Remove the stew from the oven and arrange the biscuits on top of the filling. Brush them with egg wash and return the dish to the oven. Bake for another 20 to 30 minutes until the biscuits are brown and the stew is bubbly.
Makes: 8 servings
For dessert we love a pound cake recipe we had at the Allaire Timbers inn in Breckenridge, Colorado many years ago. This is a cake we enjoy every fall. My favorite apple to use is Granny Smith.
Apple Pound Cake with Caramel Sauce
2 cups sugar
1 ½ cups vegetable oil
2 teaspoons vanilla
3 cups all-purpose flour
1 teaspoon salt
1 teaspoon baking soda
2 medium apples, peeled and finely chopped
1 cup chopped walnuts
Caramel Glaze (recipe follows)
Heat oven to 350 degrees F. Grease and flour a 12 cup Bundt cake pan in any design.
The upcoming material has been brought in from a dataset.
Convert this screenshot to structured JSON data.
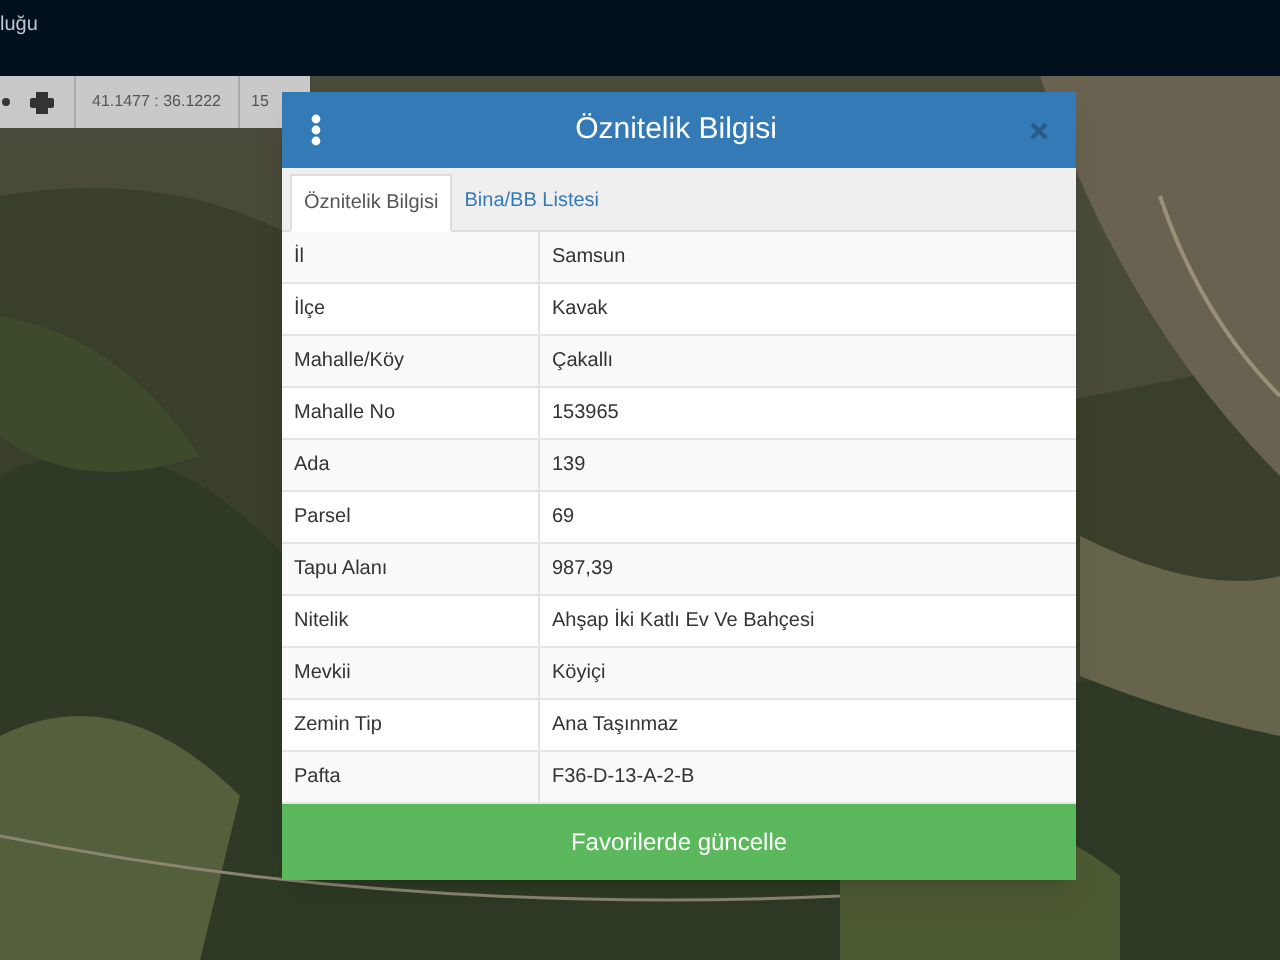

Beat sugar, oil, eggs and vanilla in large bowl with electric mixer on medium speed until light and fluffy. Stir in flour, salt and baking soda until smooth. Stir in apples and walnuts. Pour batter into prepared pan.
Bake 1 hour to 1 hour 20 minutes or until toothpick inserted near center comes out clean. Cool 20 minutes. Remove from pan; place on wire rack. Spoon Caramel Glaze over warm cake. Serve warm or cool.
½ cup butter
½ cup packed brown sugar
2 teaspoons milk
Heat all ingredients in saucepan to boiling, stirring occasionally. Boil 2 minutes, stirring constantly; remove from heat and spoon over warm cake.
Cake serves 12 to 14.
These comforting dishes are sure to warm up any winter night.